Real estate sales that are not made entirely for cash involve the use of at least one mortgage or deed of trust. However, a large number of transactions involve more than one loan, and in those cases where a single property is used to secure multiple loans, an important question arises: Who gets paid first? An order of repayment among private lenders is established in the loan papers created between property owners and lenders. Claims will be settled fully in order; that is, the claims of the first mortgage or trust holder will be repaid completely before any claims by a second loan holder. In turn, the claims of the second mortgage or trust holder must be fully satisfied before the debt of a third lender can be addressed, and so on.

The catch for junior trust holders is that there may not be any cash remaining once prior claims have been satisfied. Second trusts and mortgages represent more risk than first loans and therefore command higher interest rates. The following example illustrates why secondary financing has inherently more risk than primary loans.

A home is bought for $100,000 and Smith, the buyer, knows that he can get an $80,000 loan by putting down $20,000 in cash. Smith has $8,000 and borrows $12,000 from Uncle Bob. It is agreed that the $12,000 will be in the form of a second trust secured by the property. Smith, with Uncle Bob's money in hand, approaches a regulated lender and receives an $80,000 first mortgage. After two years, Smith defaults, and the property is auctioned at foreclosure for $80,000. The first mortgage holder takes the $80,000, leaving nothing for Uncle Bob or Smith, the buyer.

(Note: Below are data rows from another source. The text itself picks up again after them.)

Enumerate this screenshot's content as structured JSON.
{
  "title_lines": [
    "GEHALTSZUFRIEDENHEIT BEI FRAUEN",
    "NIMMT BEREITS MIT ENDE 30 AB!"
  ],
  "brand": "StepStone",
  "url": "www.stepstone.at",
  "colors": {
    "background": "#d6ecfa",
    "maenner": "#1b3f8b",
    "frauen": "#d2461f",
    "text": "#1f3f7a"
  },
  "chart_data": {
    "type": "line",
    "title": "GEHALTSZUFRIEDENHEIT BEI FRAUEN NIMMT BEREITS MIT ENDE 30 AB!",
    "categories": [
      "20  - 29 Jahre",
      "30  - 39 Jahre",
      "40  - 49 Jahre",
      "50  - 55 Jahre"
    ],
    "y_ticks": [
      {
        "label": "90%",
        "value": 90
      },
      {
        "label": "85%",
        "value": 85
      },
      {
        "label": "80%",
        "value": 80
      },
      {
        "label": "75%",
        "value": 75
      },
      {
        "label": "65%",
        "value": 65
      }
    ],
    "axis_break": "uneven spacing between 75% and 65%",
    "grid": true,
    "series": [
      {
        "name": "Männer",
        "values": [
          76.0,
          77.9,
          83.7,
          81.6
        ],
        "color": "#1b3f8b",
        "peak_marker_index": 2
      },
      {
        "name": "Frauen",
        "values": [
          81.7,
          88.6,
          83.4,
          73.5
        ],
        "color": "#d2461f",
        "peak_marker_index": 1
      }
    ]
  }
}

Note that the first trust holder has no economic incentive to sell the property for more than $80,000 plus foreclosure costs. Thus, while a lender with a second trust can seek to foreclose on a property if his loan is in default, consideration must be given to the idea that a second mortgage holder may do little more than satisfy the claims of a prior lender by triggering a foreclosure. In effect, the threat of foreclosure by a second trust holder and the protection offered by foreclosure, is greatly reduced by the prior claim of another lender.

If second trusts represent enhanced risk, why are so many sellers, lenders and investors willing to hold such paper? One answer might be that the element of risk is offset by the higher rate of return. Another response is that some transactions are not feasible without the use of junior financing. A third idea is that junior mortgages are often excellent investment vehicles.

It is possible that a junior loan can resemble a first trust in all particulars but this is not likely. In a typical situation, several distinctions are common.

* Loan Term. While a conventional loan may have a term of 30 years, second trusts are generally for a shorter term, say 2 to 10 years, with most loans being for fewer than 5 years.

* Amortization and Monthly Payments. Because secondary loans have a short term, they can be self-amortizing only if they have large payments. For example, a 30-year, $75,000 loan at 12 percent interest requires monthly payments of principal and interest of $771.46. A 10-year self-amortizing loan for this amount would require monthly payments of $1,076.32, and a five-year note would call for payments of $1,668.33 per month.

Instead of a self-amortizing loan, secondary financing is likely to feature relatively small monthly payments. Such payments have two effects: They make the laon affordable to a borrower, and they create a balloon note, a huge final payment at the end of the loan term. Indeed, if the interest rate is sufficiently high and the monthly payments are sufficiently low, "negative amortization" may occur, that is, the balloon payment will be larger than the original debt.

* Coverage. With a conventional loan, the purchaser typically makes a 20 percent down payment in cash, while a lender puts up the rest of the sales value in the form of a mortgage. With a second trust, coverage may vary. Two examples follow.

In the first example, a buyer puts down 20 percent of the purchase price in cash. The value of the first and second trusts together equals 80 percent of the purchase value of the property. A conventional lender is likely to be satisfied with this arrangement so long as the buyer is financially qualified, particularly because the lender's exposure in this situation is less than the 80 percent level that would occur with a conventional loan.

In the second example, a buyer wants to put down 5 percent of the purchase price in cash. The remainder of the price would be represented by an 80 percent loan from one lender and a 15 percent second trust from another lender. Both lenders will want to check the finances of the buyer with care, but such deals are possible for qualified buyers.